Adams Stirling PLC


QUESTION: One of our members filed a bogus lawsuit against the board and our insurance appointed a law firm to defend us. After a year of being put through the ringer by a nutcase plaintiff and his lawyer, our attorney is recommending settlement. We don't want our insurance paying him a dime. We know we can beat this guy in court. Are we in our rights to refuse settlement and demand that the case go to trial?

ANSWER: It depends on the language in your insurance policy. Except in some D&O policies, settlement is solely the decision of the insurance company.
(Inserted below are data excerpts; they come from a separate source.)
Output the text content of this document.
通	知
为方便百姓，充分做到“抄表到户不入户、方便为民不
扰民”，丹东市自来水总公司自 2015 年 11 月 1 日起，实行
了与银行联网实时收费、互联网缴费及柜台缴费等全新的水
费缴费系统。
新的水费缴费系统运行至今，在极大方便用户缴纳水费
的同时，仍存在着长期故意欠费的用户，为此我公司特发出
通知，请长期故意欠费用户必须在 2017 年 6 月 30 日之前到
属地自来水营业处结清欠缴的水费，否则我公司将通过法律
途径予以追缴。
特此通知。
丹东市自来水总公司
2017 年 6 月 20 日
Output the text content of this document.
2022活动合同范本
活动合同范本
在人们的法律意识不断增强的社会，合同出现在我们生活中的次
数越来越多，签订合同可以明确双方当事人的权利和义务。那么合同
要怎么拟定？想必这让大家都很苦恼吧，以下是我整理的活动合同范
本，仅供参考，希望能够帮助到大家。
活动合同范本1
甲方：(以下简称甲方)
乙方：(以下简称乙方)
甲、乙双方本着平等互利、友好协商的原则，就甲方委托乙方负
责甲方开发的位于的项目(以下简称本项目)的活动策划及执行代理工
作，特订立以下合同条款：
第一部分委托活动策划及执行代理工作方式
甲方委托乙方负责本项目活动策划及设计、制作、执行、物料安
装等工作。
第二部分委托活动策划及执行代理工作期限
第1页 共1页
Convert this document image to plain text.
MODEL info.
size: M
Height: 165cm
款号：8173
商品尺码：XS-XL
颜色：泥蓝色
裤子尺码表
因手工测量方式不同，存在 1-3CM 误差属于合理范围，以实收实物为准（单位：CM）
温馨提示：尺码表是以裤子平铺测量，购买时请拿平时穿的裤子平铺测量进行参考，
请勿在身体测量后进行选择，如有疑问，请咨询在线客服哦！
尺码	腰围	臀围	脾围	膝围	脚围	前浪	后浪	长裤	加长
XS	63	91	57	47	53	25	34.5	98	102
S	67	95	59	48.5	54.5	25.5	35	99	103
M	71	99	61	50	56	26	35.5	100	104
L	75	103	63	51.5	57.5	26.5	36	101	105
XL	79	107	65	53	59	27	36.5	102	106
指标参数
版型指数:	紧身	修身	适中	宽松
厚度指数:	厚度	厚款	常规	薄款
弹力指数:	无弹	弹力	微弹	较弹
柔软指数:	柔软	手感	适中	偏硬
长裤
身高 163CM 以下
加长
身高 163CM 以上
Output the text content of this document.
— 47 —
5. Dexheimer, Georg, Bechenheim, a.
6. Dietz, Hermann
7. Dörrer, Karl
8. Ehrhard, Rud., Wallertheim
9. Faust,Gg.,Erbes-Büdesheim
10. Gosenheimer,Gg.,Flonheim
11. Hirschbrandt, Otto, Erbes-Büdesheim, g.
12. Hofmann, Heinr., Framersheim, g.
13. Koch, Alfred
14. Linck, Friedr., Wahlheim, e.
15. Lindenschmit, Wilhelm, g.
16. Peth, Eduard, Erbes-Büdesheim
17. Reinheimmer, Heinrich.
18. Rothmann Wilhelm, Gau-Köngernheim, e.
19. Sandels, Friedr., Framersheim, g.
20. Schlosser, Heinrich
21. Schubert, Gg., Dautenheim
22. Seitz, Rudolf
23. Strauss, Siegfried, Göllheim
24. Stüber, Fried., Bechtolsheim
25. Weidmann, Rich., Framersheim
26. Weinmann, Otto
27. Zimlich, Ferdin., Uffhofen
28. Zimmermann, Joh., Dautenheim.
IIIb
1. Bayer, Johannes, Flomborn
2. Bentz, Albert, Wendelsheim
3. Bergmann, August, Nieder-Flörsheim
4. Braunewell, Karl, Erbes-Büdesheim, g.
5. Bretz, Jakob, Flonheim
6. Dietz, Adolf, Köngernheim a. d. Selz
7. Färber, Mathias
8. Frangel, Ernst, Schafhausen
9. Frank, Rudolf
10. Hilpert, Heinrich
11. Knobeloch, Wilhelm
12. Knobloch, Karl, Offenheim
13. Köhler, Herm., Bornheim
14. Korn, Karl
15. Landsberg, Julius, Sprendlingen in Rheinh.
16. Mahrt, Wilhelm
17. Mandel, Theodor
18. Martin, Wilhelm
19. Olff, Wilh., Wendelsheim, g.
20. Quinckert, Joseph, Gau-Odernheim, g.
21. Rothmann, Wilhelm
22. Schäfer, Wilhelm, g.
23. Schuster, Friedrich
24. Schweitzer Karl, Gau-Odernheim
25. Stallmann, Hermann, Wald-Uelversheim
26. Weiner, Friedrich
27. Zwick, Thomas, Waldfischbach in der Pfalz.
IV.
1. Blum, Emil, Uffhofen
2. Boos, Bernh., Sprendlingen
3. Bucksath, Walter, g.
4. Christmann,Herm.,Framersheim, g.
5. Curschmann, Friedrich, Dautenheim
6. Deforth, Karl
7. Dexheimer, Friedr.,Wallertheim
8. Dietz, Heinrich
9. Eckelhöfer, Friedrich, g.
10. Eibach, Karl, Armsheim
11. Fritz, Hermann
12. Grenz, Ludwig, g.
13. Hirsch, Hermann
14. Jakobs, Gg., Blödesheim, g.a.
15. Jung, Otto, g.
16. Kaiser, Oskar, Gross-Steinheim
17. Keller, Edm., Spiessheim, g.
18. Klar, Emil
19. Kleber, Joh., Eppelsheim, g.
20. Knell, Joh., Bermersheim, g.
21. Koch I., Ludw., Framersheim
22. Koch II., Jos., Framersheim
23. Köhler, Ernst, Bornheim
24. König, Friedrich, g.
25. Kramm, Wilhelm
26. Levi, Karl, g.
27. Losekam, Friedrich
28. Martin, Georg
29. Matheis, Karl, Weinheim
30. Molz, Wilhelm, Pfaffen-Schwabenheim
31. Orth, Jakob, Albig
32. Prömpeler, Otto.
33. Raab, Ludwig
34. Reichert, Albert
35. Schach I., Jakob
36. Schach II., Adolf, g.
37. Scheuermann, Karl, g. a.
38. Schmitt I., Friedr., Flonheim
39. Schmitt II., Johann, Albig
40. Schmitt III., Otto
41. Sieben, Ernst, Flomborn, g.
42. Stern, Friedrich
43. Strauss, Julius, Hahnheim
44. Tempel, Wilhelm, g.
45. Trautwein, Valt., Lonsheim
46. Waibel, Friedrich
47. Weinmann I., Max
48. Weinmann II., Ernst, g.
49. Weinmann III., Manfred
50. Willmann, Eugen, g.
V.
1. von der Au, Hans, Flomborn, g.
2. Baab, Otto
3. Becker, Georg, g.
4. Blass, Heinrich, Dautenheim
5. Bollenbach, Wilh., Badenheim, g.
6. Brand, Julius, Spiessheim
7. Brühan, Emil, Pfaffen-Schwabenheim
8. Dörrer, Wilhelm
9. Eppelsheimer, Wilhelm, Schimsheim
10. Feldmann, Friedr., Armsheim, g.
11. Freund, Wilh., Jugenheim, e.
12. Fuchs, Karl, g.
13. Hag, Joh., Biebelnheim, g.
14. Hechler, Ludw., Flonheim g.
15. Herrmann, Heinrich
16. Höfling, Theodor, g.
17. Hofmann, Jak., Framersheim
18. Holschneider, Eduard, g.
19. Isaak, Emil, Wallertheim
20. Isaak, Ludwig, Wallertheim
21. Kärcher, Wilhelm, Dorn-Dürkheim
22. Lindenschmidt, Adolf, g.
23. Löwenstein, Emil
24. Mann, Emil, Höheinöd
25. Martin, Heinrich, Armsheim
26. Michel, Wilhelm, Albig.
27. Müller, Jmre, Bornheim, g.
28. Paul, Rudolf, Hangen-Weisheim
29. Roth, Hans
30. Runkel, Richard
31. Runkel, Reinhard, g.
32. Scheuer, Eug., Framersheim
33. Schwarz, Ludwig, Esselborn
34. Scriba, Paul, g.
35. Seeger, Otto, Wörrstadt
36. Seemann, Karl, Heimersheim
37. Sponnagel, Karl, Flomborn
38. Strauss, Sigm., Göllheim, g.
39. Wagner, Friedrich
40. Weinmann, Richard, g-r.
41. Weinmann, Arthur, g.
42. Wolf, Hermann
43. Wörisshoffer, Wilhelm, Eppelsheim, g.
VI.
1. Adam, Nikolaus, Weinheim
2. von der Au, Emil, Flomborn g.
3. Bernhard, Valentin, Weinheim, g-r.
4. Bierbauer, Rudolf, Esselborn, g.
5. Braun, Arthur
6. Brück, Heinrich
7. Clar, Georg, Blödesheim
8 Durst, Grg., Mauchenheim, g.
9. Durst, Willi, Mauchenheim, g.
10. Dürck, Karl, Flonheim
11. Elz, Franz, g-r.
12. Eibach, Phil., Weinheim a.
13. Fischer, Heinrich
Economics of Settling. Insurance companies don't look at who's right or wrong--they look at the economics, i.e., the cost of taking a case to trial verses the cost of settling. Not only are trials costly, there is a risk of losing. A loss could burden the insurance company with damage awards and plaintiff's attorneys' fees. To avoid the risk, insurance carriers like to settle. Accordingly, except in certain malpractice policies, the average insurance policy for associations allows the carrier to do what they think best when it comes to settlement.

D&O Hammer Clause. If the association's D&O policy allows the board to have a say in settling the case, the policy likely has a "hammer clause." If it does, boards need to carefully weigh the pros and cons of continued litigation. In the event a board refuses to settle and takes a case to trial and loses, the association, not the insurance company, pays the difference between the rejected settlement offer and (i) any additional legal fees incurred by the carrier, plus (ii) any judgment against the association, plus (iii) any award of legal fees against the association.